Гур-Кемаль, к ее искреннему удивлению, всю эту роскошь ел вдумчиво и неторопливо, больше наблюдая за Иннарой и время от времени посмеиваясь.
Вскоре ее живот стал напоминать огромный бурдюк. Тяжело вздохнув, она не без усилия выкатилась из-за стола.
– Спасибо мне за прекрасную еду, – произнесла она, преисполнившись к себе искренней благодарности. – Видишь, хозяин, и от меня иногда бывает толк.
Гур-Кемаль спорить не стал, проводив ее нечитаемым взглядом.
***
Утром Иннара проснулась от тихого плеска воды.
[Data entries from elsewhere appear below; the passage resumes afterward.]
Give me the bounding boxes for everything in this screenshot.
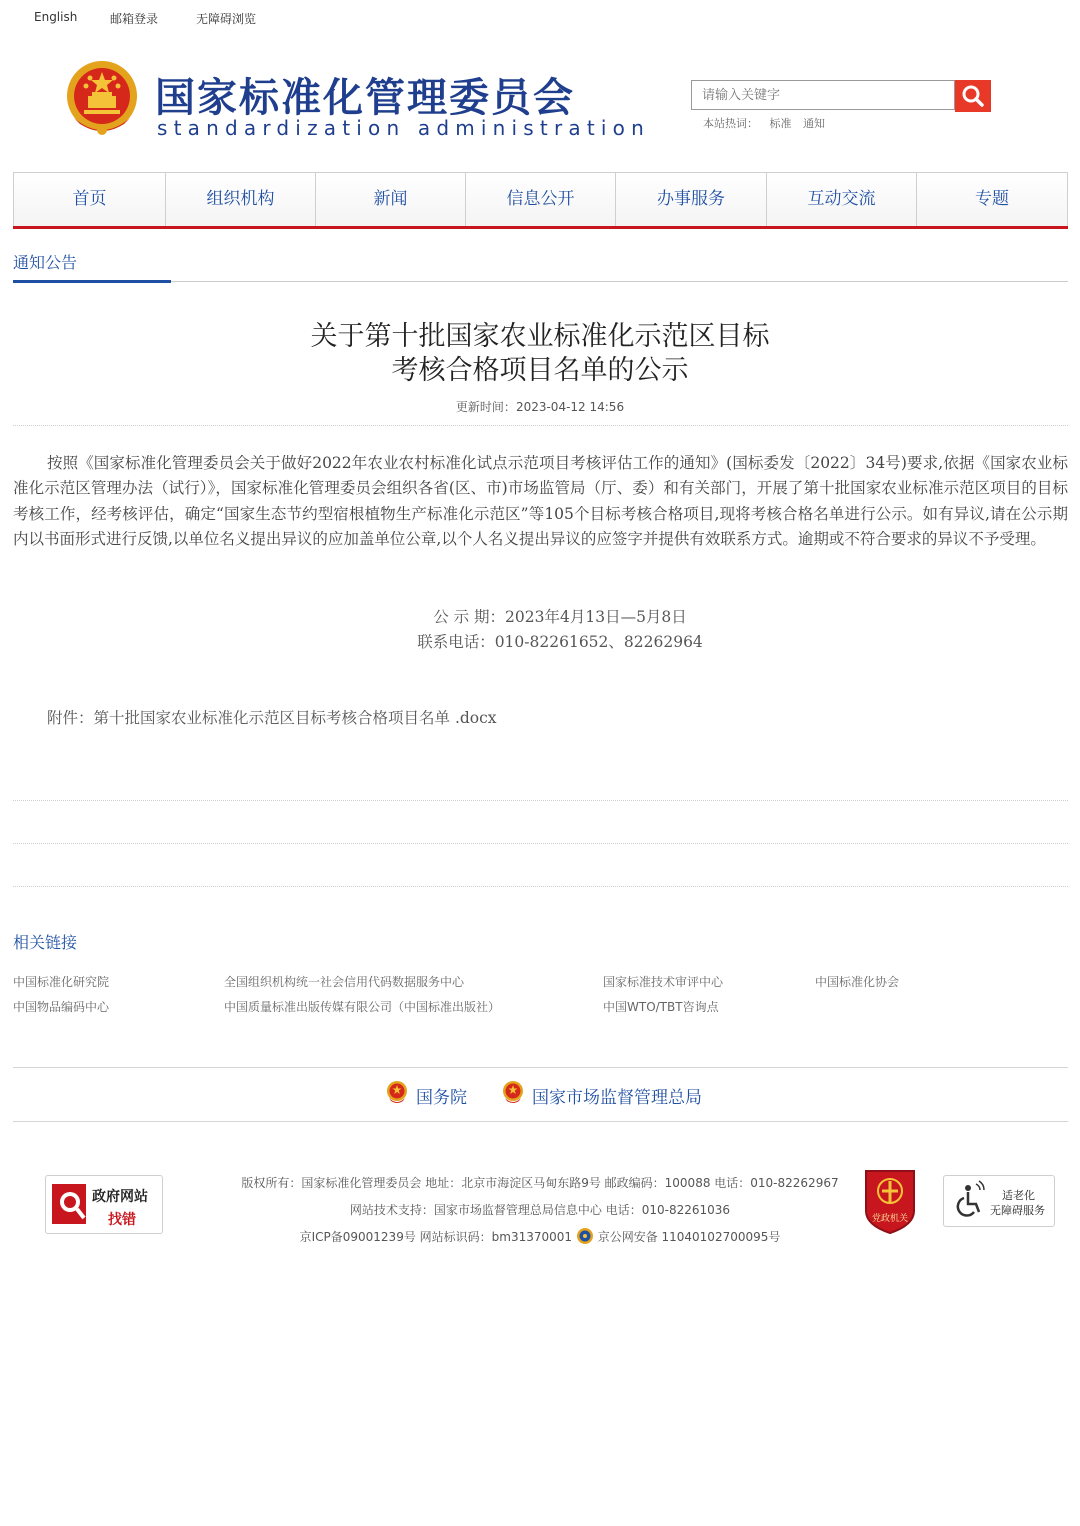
hot-word-link[interactable]: 通知	[803, 117, 825, 130]
search-input[interactable]	[691, 80, 955, 110]
police-record-text[interactable]: 京公网安备 11040102700095号	[597, 1230, 781, 1244]
update-time-label: 更新时间：	[455, 400, 516, 414]
hot-word-link[interactable]: 标准	[769, 117, 792, 130]
party-gov-badge[interactable]	[862, 1167, 918, 1235]
related-link[interactable]: 中国标准化研究院	[13, 975, 110, 989]
icp-line	[0, 1227, 1080, 1245]
emblem-icon	[502, 1080, 524, 1106]
party-gov-icon	[862, 1167, 918, 1235]
update-time	[0, 398, 1080, 415]
related-link[interactable]: 中国WTO/TBT咨询点	[603, 1000, 719, 1014]
divider	[13, 886, 1068, 887]
police-badge-icon	[576, 1227, 594, 1245]
related-link[interactable]: 中国标准化协会	[815, 975, 900, 989]
party-gov-label: 党政机关	[871, 1214, 908, 1224]
related-link[interactable]: 中国物品编码中心	[13, 1000, 110, 1014]
divider	[13, 1121, 1068, 1122]
article-title	[240, 320, 840, 388]
mail-login-link[interactable]: 邮箱登录	[110, 12, 159, 26]
hot-words	[703, 115, 833, 131]
accessible-browse-link[interactable]: 无障碍浏览	[196, 12, 257, 26]
update-time-value: 2023-04-12 14:56	[515, 400, 625, 414]
national-emblem-icon	[64, 58, 140, 140]
samr-link[interactable]: 国家市场监督管理总局	[532, 1088, 702, 1108]
accessibility-icon	[952, 1176, 988, 1226]
attachment	[47, 706, 497, 728]
badge-label: 政府网站	[92, 1189, 148, 1205]
article-title-line: 关于第十批国家农业标准化示范区目标	[310, 321, 770, 352]
nav-item-services[interactable]: 办事服务	[657, 189, 725, 209]
main-nav	[13, 172, 1068, 226]
article-title-line: 考核合格项目名单的公示	[391, 355, 689, 386]
related-link[interactable]: 中国质量标准出版传媒有限公司（中国标准出版社）	[224, 1000, 501, 1014]
site-logo-title[interactable]: 国家标准化管理委员会	[155, 75, 575, 121]
copyright-line: 版权所有：国家标准化管理委员会 地址：北京市海淀区马甸东路9号 邮政编码：100088 电话：010-82262967	[241, 1176, 839, 1190]
divider	[13, 1067, 1068, 1068]
nav-item-interaction[interactable]: 互动交流	[807, 189, 876, 209]
section-active-underline	[13, 280, 171, 283]
article-body: 按照《国家标准化管理委员会关于做好2022年农业农村标准化试点示范项目考核评估工作的通知》(国标委发〔2022〕34号)要求,依据《国家农业标准化示范区管理办法（试行）》，国家标准化管理委员会组织各省(区、市)市场监管局（厅、委）和有关部门，开展了第十批国家农业标准示范区项目的目标考核工作，经考核评估，确定“国家生态节约型宿根植物生产标准化示范区”等105个目标考核合格项目,现将考核合格名单进行公示。如有异议,请在公示期内以书面形式进行反馈,以单位名义提出异议的应加盖单位公章,以个人名义提出异议的应签字并提供有效联系方式。逾期或不符合要求的异议不予受理。	[13, 454, 1068, 548]
state-council-link[interactable]: 国务院	[416, 1088, 467, 1108]
english-link[interactable]: English	[34, 10, 78, 24]
emblem-icon	[386, 1080, 408, 1106]
contact-phone: 联系电话：010-82261652、82262964	[417, 633, 703, 651]
nav-item-home[interactable]: 首页	[72, 189, 107, 209]
section-title[interactable]: 通知公告	[13, 253, 78, 272]
nav-item-organization[interactable]: 组织机构	[206, 189, 275, 209]
elderly-accessible-badge[interactable]	[943, 1175, 1055, 1227]
search-button[interactable]	[955, 80, 991, 112]
nav-item-topics[interactable]: 专题	[975, 189, 1009, 209]
attachment-label: 附件：	[47, 709, 94, 727]
related-links-title: 相关链接	[13, 933, 78, 952]
related-link[interactable]: 国家标准技术审评中心	[603, 975, 724, 989]
tech-support-line: 网站技术支持：国家市场监督管理总局信息中心 电话：010-82261036	[349, 1203, 731, 1217]
nav-item-news[interactable]: 新闻	[373, 189, 408, 209]
nav-underline	[13, 226, 1068, 229]
hot-words-label: 本站热词：	[703, 117, 758, 130]
divider	[13, 425, 1068, 426]
badge-label: 找错	[108, 1212, 136, 1228]
site-logo-subtitle: standardization administration	[157, 116, 650, 140]
section-divider	[13, 281, 1068, 282]
icp-text[interactable]: 京ICP备09001239号 网站标识码：bm31370001	[299, 1230, 573, 1244]
divider	[13, 843, 1068, 844]
search-icon	[955, 80, 991, 112]
nav-item-info-disclosure[interactable]: 信息公开	[506, 189, 575, 209]
public-period: 公 示 期：2023年4月13日—5月8日	[433, 608, 687, 626]
badge-label: 适老化	[1002, 1189, 1035, 1202]
attachment-link[interactable]: 第十批国家农业标准化示范区目标考核合格项目名单 .docx	[93, 709, 497, 727]
badge-label: 无障碍服务	[990, 1204, 1045, 1217]
related-link[interactable]: 全国组织机构统一社会信用代码数据服务中心	[224, 975, 465, 989]
divider	[13, 800, 1068, 801]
Разлепив веки, не сразу сумела сообразить, почему лежит на чужой жесткой кровати и видит перед собой чужое окно – крохотное и круглое, словно вход в змеиную нору.
Правда, события минувших дней вернулись в память довольно быстро, а вместе с ними и понимание: это Гур-Кемаль моется сейчас в купальне, которая находится в комнате, где безмятежно спала Иннара.
Она на всякий случай оглядела себя – не доставила ли любопытным мужским глазам удовольствие лицезреть ее в непотребном виде? Но нет, все выглядело вполне пристойно. Чистое нижнее платье (свое старое, ношеное почти три дня кряду, она не смогла заставить себя надеть) не слишком-то и задралось, изумрудное покрывало не сползло, а значит, любопытные мужские глаза могли ограничиться только богатым воображением.
С другой стороны, было ли калеке дело до разглядывания какой-то там бродяжки, валявшейся сейчас на его единственной кровати? Пусть даже молодой и сказочно красивой бродяжки.